Forfjord is a fjord on the west side of Hinnøya island in Vesterålen in Northern Norway. Forfjord has about 70 inhabitants and is located 30 kilometers from Sortland and 70 kilometers from Andenes. The name is derived from its pine forest, as "Furu" and "Forra" translates to pine tree.
It has rich resources for small and large game hunters, rivers and mountain lakes attracting sports fishermen from near and afar, and a nature reserve with the oldest living pine trees on record in Northern Europe. Among 1000-year-old living trees, trees still standing have been dated to 830 AD. It is assumed that this forest served as source of timber and tar for viking ships, and there are settlements and burial sites that have not yet been excavated.

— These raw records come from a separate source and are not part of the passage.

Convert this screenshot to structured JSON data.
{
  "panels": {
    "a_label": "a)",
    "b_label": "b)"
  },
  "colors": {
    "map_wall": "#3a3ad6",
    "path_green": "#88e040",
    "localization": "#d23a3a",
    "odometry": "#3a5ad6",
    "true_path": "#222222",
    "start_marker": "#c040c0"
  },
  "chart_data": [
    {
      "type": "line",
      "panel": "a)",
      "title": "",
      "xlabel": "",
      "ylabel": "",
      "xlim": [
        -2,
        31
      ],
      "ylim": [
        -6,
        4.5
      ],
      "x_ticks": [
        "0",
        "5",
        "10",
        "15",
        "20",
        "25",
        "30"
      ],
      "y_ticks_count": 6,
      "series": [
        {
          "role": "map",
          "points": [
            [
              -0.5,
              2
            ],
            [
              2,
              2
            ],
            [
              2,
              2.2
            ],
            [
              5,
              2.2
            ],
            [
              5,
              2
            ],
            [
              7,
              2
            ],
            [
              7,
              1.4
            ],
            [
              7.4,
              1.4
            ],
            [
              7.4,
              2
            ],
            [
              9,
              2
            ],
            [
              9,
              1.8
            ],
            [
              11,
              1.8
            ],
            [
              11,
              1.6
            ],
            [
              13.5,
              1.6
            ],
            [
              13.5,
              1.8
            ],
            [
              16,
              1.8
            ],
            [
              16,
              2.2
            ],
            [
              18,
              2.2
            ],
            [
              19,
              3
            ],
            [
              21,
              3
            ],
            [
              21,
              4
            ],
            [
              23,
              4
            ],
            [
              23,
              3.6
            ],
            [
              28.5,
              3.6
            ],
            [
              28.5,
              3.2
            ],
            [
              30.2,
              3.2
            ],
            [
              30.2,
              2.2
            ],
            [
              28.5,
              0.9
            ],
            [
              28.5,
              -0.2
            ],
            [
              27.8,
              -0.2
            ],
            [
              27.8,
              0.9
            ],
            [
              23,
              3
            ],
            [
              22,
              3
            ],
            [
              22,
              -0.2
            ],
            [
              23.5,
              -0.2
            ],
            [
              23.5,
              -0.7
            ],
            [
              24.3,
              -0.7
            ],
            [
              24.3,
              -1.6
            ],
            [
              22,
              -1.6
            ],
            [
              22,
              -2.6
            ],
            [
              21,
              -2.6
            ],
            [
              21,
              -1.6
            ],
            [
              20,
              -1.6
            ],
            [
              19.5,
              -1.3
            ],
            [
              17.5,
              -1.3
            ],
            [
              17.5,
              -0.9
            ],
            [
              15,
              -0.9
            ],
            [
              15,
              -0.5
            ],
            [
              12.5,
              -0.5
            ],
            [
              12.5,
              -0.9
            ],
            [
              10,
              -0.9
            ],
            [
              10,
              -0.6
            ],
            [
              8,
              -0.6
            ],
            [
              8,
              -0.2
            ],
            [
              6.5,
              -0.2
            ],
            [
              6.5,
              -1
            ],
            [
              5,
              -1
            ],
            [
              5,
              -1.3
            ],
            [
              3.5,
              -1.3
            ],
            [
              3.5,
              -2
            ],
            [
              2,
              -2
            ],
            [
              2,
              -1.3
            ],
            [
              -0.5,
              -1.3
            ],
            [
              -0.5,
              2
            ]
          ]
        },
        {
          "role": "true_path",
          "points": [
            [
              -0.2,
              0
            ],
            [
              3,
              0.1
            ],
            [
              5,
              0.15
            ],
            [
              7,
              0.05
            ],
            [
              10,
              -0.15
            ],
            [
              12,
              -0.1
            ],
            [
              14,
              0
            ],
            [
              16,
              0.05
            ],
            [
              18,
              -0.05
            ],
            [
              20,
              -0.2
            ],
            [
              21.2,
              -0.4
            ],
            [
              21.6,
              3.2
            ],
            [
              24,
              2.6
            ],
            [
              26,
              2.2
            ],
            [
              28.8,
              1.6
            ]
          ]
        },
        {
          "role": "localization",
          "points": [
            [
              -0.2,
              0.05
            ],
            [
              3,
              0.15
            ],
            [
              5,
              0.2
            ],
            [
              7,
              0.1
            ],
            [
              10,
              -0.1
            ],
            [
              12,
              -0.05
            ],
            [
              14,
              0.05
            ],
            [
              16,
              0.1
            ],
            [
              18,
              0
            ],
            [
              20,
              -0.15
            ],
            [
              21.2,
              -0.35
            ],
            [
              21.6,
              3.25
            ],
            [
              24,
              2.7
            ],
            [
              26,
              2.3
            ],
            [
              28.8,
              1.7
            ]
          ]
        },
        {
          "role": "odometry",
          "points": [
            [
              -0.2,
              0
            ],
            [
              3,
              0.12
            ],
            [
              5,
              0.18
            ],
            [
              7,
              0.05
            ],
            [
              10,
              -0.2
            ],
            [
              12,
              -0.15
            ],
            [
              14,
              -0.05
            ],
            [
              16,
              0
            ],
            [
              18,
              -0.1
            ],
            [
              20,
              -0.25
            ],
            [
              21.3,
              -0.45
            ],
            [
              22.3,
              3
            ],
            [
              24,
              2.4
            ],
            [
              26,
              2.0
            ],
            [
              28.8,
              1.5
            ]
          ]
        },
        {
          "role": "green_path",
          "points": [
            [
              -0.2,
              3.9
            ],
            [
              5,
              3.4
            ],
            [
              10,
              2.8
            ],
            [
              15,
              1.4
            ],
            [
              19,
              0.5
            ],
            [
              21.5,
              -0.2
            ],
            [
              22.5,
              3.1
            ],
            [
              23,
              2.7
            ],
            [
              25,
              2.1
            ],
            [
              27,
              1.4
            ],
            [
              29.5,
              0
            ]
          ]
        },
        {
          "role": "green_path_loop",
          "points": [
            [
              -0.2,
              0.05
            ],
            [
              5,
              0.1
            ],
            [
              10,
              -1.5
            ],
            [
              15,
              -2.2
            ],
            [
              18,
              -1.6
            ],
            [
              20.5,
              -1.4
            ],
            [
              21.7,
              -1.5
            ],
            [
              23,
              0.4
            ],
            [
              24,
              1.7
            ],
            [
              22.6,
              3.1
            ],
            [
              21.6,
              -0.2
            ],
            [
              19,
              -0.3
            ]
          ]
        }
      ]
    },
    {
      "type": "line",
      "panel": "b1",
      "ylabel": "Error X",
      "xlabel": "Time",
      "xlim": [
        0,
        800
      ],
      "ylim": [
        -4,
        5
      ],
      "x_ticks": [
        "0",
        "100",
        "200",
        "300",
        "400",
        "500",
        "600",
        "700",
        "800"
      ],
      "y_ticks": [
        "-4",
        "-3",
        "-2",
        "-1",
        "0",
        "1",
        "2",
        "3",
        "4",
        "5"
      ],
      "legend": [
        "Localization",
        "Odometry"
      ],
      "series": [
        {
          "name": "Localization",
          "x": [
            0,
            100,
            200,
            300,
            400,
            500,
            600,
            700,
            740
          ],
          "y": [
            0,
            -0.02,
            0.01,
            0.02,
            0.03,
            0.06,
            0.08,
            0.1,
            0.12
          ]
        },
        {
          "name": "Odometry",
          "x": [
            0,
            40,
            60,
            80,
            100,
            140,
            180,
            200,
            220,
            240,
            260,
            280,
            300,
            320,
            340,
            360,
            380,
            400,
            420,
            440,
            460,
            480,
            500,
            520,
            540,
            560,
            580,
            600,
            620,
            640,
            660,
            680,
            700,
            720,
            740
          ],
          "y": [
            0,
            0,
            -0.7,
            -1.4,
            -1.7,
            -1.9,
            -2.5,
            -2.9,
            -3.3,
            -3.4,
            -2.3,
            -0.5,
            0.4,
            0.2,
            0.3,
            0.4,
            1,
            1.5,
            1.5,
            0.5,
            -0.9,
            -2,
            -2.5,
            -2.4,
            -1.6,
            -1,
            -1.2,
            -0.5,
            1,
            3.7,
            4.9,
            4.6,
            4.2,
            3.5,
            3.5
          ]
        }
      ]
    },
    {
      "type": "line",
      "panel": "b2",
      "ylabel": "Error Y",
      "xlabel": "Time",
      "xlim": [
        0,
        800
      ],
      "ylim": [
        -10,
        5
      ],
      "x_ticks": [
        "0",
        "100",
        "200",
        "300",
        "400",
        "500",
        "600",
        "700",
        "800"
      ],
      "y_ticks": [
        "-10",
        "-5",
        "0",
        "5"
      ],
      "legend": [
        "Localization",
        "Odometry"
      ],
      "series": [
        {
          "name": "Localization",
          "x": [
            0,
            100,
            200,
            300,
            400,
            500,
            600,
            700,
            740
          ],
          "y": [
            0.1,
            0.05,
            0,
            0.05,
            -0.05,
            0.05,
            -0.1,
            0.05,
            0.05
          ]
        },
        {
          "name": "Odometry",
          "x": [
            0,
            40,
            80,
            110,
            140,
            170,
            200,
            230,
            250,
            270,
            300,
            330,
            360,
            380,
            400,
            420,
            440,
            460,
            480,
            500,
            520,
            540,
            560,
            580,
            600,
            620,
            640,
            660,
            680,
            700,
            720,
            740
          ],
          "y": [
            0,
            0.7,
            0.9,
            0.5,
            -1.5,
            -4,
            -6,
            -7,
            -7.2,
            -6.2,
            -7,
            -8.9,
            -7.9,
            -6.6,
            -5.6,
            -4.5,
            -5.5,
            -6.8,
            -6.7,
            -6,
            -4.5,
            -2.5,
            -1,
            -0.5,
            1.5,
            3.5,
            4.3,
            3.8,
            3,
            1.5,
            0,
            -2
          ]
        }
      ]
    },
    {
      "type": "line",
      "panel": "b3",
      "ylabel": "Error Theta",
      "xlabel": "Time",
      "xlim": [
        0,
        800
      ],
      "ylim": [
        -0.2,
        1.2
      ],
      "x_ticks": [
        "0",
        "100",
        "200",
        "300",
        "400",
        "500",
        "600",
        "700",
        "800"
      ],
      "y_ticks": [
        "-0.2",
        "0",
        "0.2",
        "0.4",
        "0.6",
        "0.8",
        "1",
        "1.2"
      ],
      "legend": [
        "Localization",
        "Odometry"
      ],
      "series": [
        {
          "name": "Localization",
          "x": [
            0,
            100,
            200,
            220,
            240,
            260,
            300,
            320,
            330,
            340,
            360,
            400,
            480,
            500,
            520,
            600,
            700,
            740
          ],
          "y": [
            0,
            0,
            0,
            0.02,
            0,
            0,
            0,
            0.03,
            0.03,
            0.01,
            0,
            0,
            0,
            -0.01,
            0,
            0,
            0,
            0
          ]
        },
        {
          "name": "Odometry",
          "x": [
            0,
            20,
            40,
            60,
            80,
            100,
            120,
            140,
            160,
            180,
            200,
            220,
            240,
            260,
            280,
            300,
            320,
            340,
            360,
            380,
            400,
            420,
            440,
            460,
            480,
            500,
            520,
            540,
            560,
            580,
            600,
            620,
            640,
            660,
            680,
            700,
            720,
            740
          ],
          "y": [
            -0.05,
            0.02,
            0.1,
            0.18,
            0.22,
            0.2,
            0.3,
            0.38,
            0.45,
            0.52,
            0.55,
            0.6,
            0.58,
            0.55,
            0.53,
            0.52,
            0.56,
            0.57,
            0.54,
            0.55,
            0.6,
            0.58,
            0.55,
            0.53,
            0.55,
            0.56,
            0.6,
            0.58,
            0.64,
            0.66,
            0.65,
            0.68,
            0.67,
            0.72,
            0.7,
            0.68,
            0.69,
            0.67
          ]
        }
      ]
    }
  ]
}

Forfjord was the home of Hans Jørgen Furfjord (also known as Hans Jørgensen, Hans Jørnsa), who led the first expedition to stay the winter on Svalbard, to hunt for silver foxes, walruses, seals and polar bears. Skins (from silver foxes in particular), salted meat and animal oils were precious commodities at the time. Items from his expeditions are stored in museums in Tromsø and on Svalbard and he wrote diaries so far only available in Norwegian. Among weather descriptions and catch reports, they contain well-written stories of adventurous European monarchs visiting, him being imprisoned by British soldiers for not supplying them for free, nearly freezing to death and barely surviving polar bear encounters. He died of old age at home in Forfjord, and left behind his wife Elise and 15 children, several of which later emigrated to the United States.